A study of more than 3,700 students at 29 top business schools such as Yale, Insead, London Business School and Indian Institute of Management (IIM), Bangalore, found that corporations unwilling to act on environmental issues are increasingly punished by the men and women they would like to recruit as about 20% of respondents expressed an unwillingness to work for companies with bad environmental practices regardless of salary considerations.

The study, conducted by Yale University in collaboration with the World Business Council for Sustainable Development (WBCSD) and the Global Network for Advanced Management, of which IIM-B is a part, shows 44% of students are willing to accept a lower salary to work for a company with better environmental practices.

Students also overwhelmingly found environmental action a profitable stance, noting that environmental protection will improve economic growth and provide new jobs.

These findings come at a time when world leaders, for the first time, from all the 180 countries pledged to take action aimed at tackling global warming at the UN Climate Change Conference in Paris on Monday.

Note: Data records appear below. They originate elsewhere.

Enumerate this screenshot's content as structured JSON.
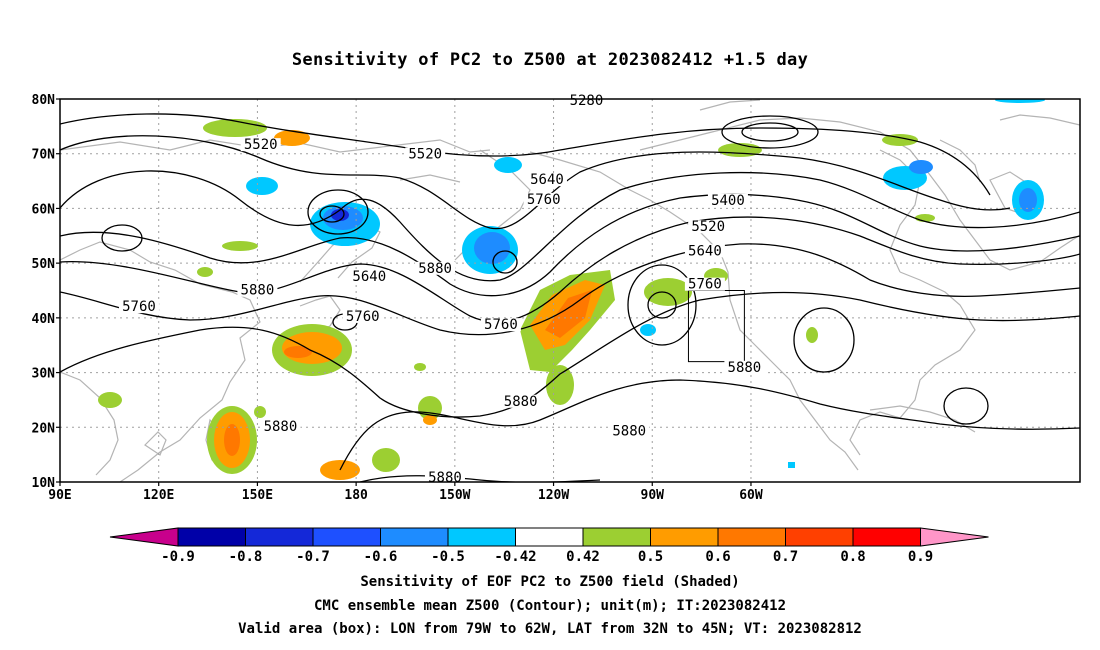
{
  "title": "Sensitivity of PC2 to Z500 at 2023082412 +1.5 day",
  "lat_ticks": [
    "80N",
    "70N",
    "60N",
    "50N",
    "40N",
    "30N",
    "20N",
    "10N"
  ],
  "lon_ticks": [
    "90E",
    "120E",
    "150E",
    "180",
    "150W",
    "120W",
    "90W",
    "60W"
  ],
  "contour_labels": [
    {
      "text": "5280",
      "lon": -110,
      "lat": 79.3
    },
    {
      "text": "5520",
      "lon": 151,
      "lat": 71.2
    },
    {
      "text": "5520",
      "lon": -159,
      "lat": 69.5
    },
    {
      "text": "5640",
      "lon": -122,
      "lat": 64.8
    },
    {
      "text": "5760",
      "lon": -123,
      "lat": 61.2
    },
    {
      "text": "5400",
      "lon": -67,
      "lat": 61.0
    },
    {
      "text": "5520",
      "lon": -73,
      "lat": 56.2
    },
    {
      "text": "5640",
      "lon": -74,
      "lat": 51.8
    },
    {
      "text": "5880",
      "lon": -156,
      "lat": 48.6
    },
    {
      "text": "5880",
      "lon": 150,
      "lat": 44.6
    },
    {
      "text": "5760",
      "lon": 114,
      "lat": 41.6
    },
    {
      "text": "5640",
      "lon": -176,
      "lat": 47.1
    },
    {
      "text": "5760",
      "lon": -178,
      "lat": 39.8
    },
    {
      "text": "5760",
      "lon": -74,
      "lat": 45.7
    },
    {
      "text": "5760",
      "lon": -136,
      "lat": 38.3
    },
    {
      "text": "5880",
      "lon": -130,
      "lat": 24.3
    },
    {
      "text": "5880",
      "lon": -62,
      "lat": 30.5
    },
    {
      "text": "5880",
      "lon": -97,
      "lat": 18.9
    },
    {
      "text": "5880",
      "lon": 157,
      "lat": 19.7
    },
    {
      "text": "5880",
      "lon": -153,
      "lat": 10.4
    }
  ],
  "valid_box": {
    "lon_west": -79,
    "lon_east": -62,
    "lat_south": 32,
    "lat_north": 45
  },
  "colorbar": {
    "labels": [
      "-0.9",
      "-0.8",
      "-0.7",
      "-0.6",
      "-0.5",
      "-0.42",
      "0.42",
      "0.5",
      "0.6",
      "0.7",
      "0.8",
      "0.9"
    ],
    "colors": [
      "#0000a8",
      "#1428d8",
      "#1e50ff",
      "#1e8cff",
      "#00c8ff",
      "#ffffff",
      "#9ccf32",
      "#ff9c00",
      "#ff7800",
      "#ff4000",
      "#ff0000"
    ],
    "low_color": "#c8008c",
    "high_color": "#ff96c8"
  },
  "captions": {
    "line1": "Sensitivity of EOF PC2 to Z500 field (Shaded)",
    "line2": "CMC ensemble mean Z500 (Contour); unit(m); IT:2023082412",
    "line3": "Valid area (box): LON from 79W to 62W, LAT from 32N to 45N; VT: 2023082812"
  }
}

These students not only expect business leaders and, in particular, the top executives, to prioritize environmental sustainability solutions but more than two-thirds of the students said that they want to incorporate environmental sustainability into their own careers, regardless of their role or industry.

“The role of business in society is changing. Business leaders need to understand the complex nature of sustainability issues and integrate solutions for social and environmental challenges, with the need for good financial results,” said Peter Bakker, president and chief executive of WBCSD. He added that the survey results brings a clear call for change, demanding action on environmental sustainability.

Beyond asking future employers to act on environmental policies, 61% of respondents thought business schools also need to hire more faculty and staff with expertise in sustainability.